Yesterday, Valve revealed the Steam Deck, a handheld gaming PC that is meant primarily for playing Steam games on the go. In its announcement, Valve confirmed that the Steam Deck will use a custom AMD Zen 2 CPU and a discrete RDNA 2 GPU, yet announced a starting price point of $399. That's a pretty low price to pay to get into PC gaming, and it seems that Valve is going to feel it, as Gabe Newell has described that pricing as "very aggressive" and "painful."

Speaking in an interview with IGN, Newell said that the most important thing about Steam Deck was getting the feel and performance correct, with pricing playing second fiddle. "I want to pick this up and say, oh, it all works," Newell said. "It's all fast. It's all... and then price point was secondary and painful. But that was pretty clearly a critical aspect to it. But the first thing was the performance and the experience, [that] was the biggest and most fundamental constraint that was driving this."
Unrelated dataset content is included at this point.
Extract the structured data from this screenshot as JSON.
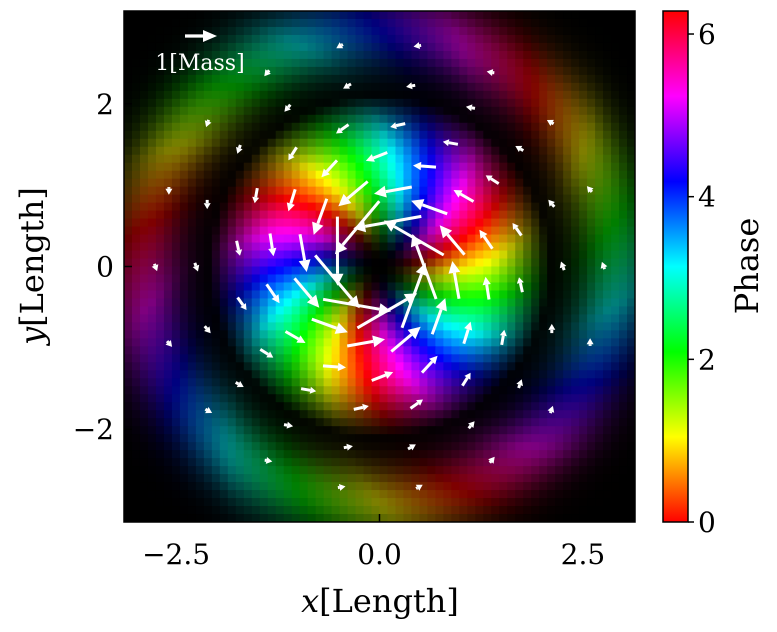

Newell told IGN that "very aggressive" pricing is needed to get ahead in the mobile space, and that's precisely what the Steam Deck has. While he didn't say how much profit Valve is making on Steam Deck – if it's making any – it's hard to believe that there's much of a margin at all on a device with the Steam Deck's spec sheet priced at $400.

Regardless, Newell told IGN that Valve is attempting to set the Steam Deck up for long-term success, even if that means slim or nonexistent margins. "Nobody has ever said, 'Oh, we have a giant success where clearly there's huge demand for this, but our margins are too thin.' Right? And a lot of people have overpriced things and killed the opportunity, and sort of convince people that it's an uninteresting category from the get-go," he said. "So we're definitely... our view is... we're doing this for the long haul. And there's a lot of opportunity."

Of course, platform holders losing money on device sales – especially in the early days of their device's lifespan – is nothing new in the gaming industry. However, it's also worth keeping in mind that even if Valve will lose money on each Steam Deck sold, it still takes a cut of every game sold on Steam and every microtransaction processed using Steam's payment systems. So if the Steam Deck ultimately helps sell more games through Steam, the Valve stands to make a pretty penny despite whatever losses it might experience on the hardware itself.

Steam Deck reservations open later today, though there's some fine print you should consider before you reserve a handheld for yourself. Valve expects to begin shipping out Steam Deck purchases in December 2021 but hasn't given us a specific release date yet.